Driven by network native RVN token, the open source proof-of-work project operates similarly to Ethereum and ERC-20 through the use case of token issuance, however, it remains true to highly decentralised ideals boasting an ASIC-resistant hashrate (X16R) that protects everyday GPU-miners.
Speaking to Coin Rivet, Tron Black – Ravencoin’s lead developer and a co-founder, outlined the reasons for the halving.
“The first Ravencoin halving is when the software begins making RVN more rare by reducing supply,” he explained.
“The halving is the opposite of money printing induced inflation, this is the first and largest RVN supply cut in Ravencoin’s history.”
The second Ravencoin halving event will be in 2026.
Markets have seen tentative price action in response, with anticipation and excitement about the event driving a 13% rally on January 3.
Typically halving events can drive substantial rallies. Indeed, the Bitcoin (BTC) bull run in 2021 is credited to a halving event – and similarly a Vertcoin (VTC) halving event last year posted a 30% pump.
In an effort to find out what Ravencoin’s halving event could mean for the project, Coin Rivet spoke to leading community influencer Leon Ravencoin about his expectations for the event.

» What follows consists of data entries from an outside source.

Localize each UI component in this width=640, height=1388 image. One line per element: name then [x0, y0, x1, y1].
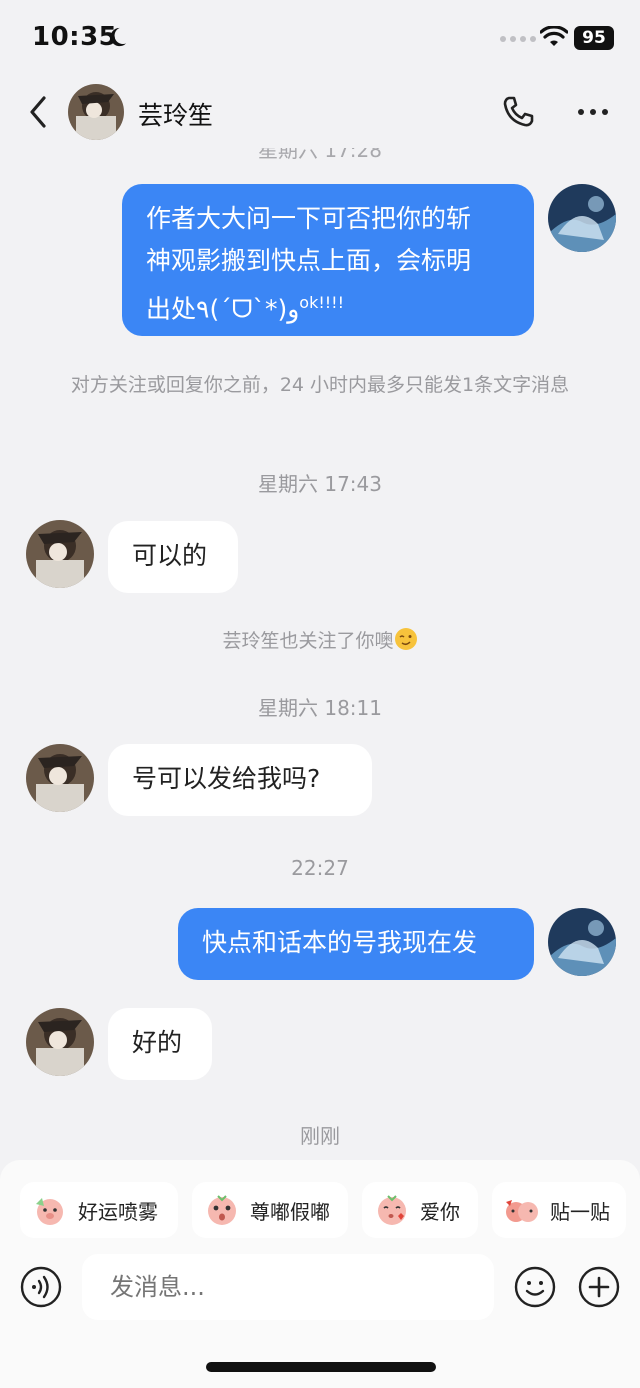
message-bubble-outgoing[interactable]: 快点和话本的号我现在发 — [178, 908, 534, 980]
message-bubble-outgoing[interactable]: 作者大大问一下可否把你的斩 神观影搬到快点上面，会标明 出处٩(ˊᗜˋ*)وok… — [122, 184, 534, 336]
status-time: 10:35 — [32, 22, 118, 52]
quick-reply-cuddle[interactable]: 贴一贴 — [492, 1182, 626, 1238]
quick-reply-label: 好运喷雾 — [78, 1199, 158, 1224]
quick-reply-really[interactable]: 尊嘟假嘟 — [192, 1182, 348, 1238]
message-line: 作者大大问一下可否把你的斩 — [146, 204, 472, 233]
contact-avatar[interactable] — [26, 520, 94, 588]
quick-reply-lucky-spray[interactable]: 好运喷雾 — [20, 1182, 178, 1238]
message-text: 出处٩(ˊᗜˋ*)و — [146, 294, 300, 324]
contact-avatar[interactable] — [26, 1008, 94, 1076]
message-line: 神观影搬到快点上面，会标明 — [146, 246, 472, 275]
my-avatar[interactable] — [548, 908, 616, 976]
pig-love-icon — [378, 1195, 406, 1225]
more-icon[interactable] — [576, 102, 610, 122]
plus-icon[interactable] — [578, 1266, 620, 1308]
contact-name: 芸玲笙 — [138, 101, 214, 130]
chat-messages[interactable]: 星期六 17:28 作者大大问一下可否把你的斩 神观影搬到快点上面，会标明 出处… — [0, 148, 640, 1160]
pig-surprised-icon — [208, 1195, 236, 1225]
message-line: 出处٩(ˊᗜˋ*)وok!!!! — [146, 282, 510, 330]
status-bar: 10:35 95 — [0, 0, 640, 78]
quick-reply-label: 爱你 — [420, 1199, 460, 1224]
message-bubble-incoming[interactable]: 号可以发给我吗? — [108, 744, 372, 816]
moon-icon — [110, 27, 127, 47]
composer: 好运喷雾 尊嘟假嘟 爱你 贴一贴 — [0, 1160, 640, 1388]
quick-reply-row: 好运喷雾 尊嘟假嘟 爱你 贴一贴 — [20, 1182, 640, 1238]
system-note-text: 芸玲笙也关注了你噢 — [222, 630, 394, 652]
wifi-icon — [540, 26, 568, 46]
my-avatar[interactable] — [548, 184, 616, 252]
system-note: 芸玲笙也关注了你噢 — [60, 624, 580, 658]
signal-icon — [500, 36, 536, 42]
quick-reply-label: 尊嘟假嘟 — [250, 1199, 330, 1224]
timestamp: 刚刚 — [300, 1124, 340, 1148]
system-note: 对方关注或回复你之前，24 小时内最多只能发1条文字消息 — [70, 374, 570, 396]
timestamp: 22:27 — [291, 856, 349, 880]
home-indicator — [206, 1362, 436, 1372]
timestamp: 星期六 17:43 — [258, 472, 382, 496]
quick-reply-love-you[interactable]: 爱你 — [362, 1182, 478, 1238]
message-bubble-incoming[interactable]: 可以的 — [108, 521, 238, 593]
emoji-icon[interactable] — [514, 1266, 556, 1308]
message-input[interactable] — [82, 1254, 494, 1320]
pig-lucky-icon — [36, 1198, 63, 1225]
quick-reply-label: 贴一贴 — [550, 1199, 610, 1224]
message-text-sup: ok!!!! — [299, 293, 345, 312]
battery-icon: 95 — [574, 26, 614, 50]
chat-header: 芸玲笙 — [0, 78, 640, 148]
message-bubble-incoming[interactable]: 好的 — [108, 1008, 212, 1080]
contact-avatar[interactable] — [68, 84, 124, 140]
voice-icon[interactable] — [20, 1266, 62, 1308]
contact-avatar[interactable] — [26, 744, 94, 812]
pig-cuddle-icon — [506, 1200, 538, 1222]
phone-icon[interactable] — [500, 94, 536, 130]
timestamp-partial: 星期六 17:28 — [258, 148, 382, 162]
wink-emoji-icon — [394, 628, 417, 650]
back-icon[interactable] — [24, 94, 52, 130]
timestamp: 星期六 18:11 — [258, 696, 382, 720]
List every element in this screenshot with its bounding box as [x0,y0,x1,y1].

“I couldn’t be more happy for the upcoming Ravencoin halving, the global Ravencoin ecosystem is rapidly expanding and the Ravencoin community pipeline is full of projects for 2022,” he explained.
“It’s a perfect time for Ravencoin code to tighten the mining rewards – half of all Ravencoin ever to be created are now in circulation.
“The halving reduces new Ravencoin by 3.6 million per day or about 1.3 billion a year – a huge reduction in new Ravencoin which should over time increase the price of Ravencoin.”
The timing of the halving is significant, and comes amid a critical moment for proof of work technology that could see miners flock to Ravencoin.
“In June, Ethereum plans to transition from proof of work to proof of stake which will end mining on Ethereum – a higher Ravencoin price will help entice many of these thousands of Ethereum miners to transition to Ravencoin further expanding the Ravencoin ecosystem,” added Leon.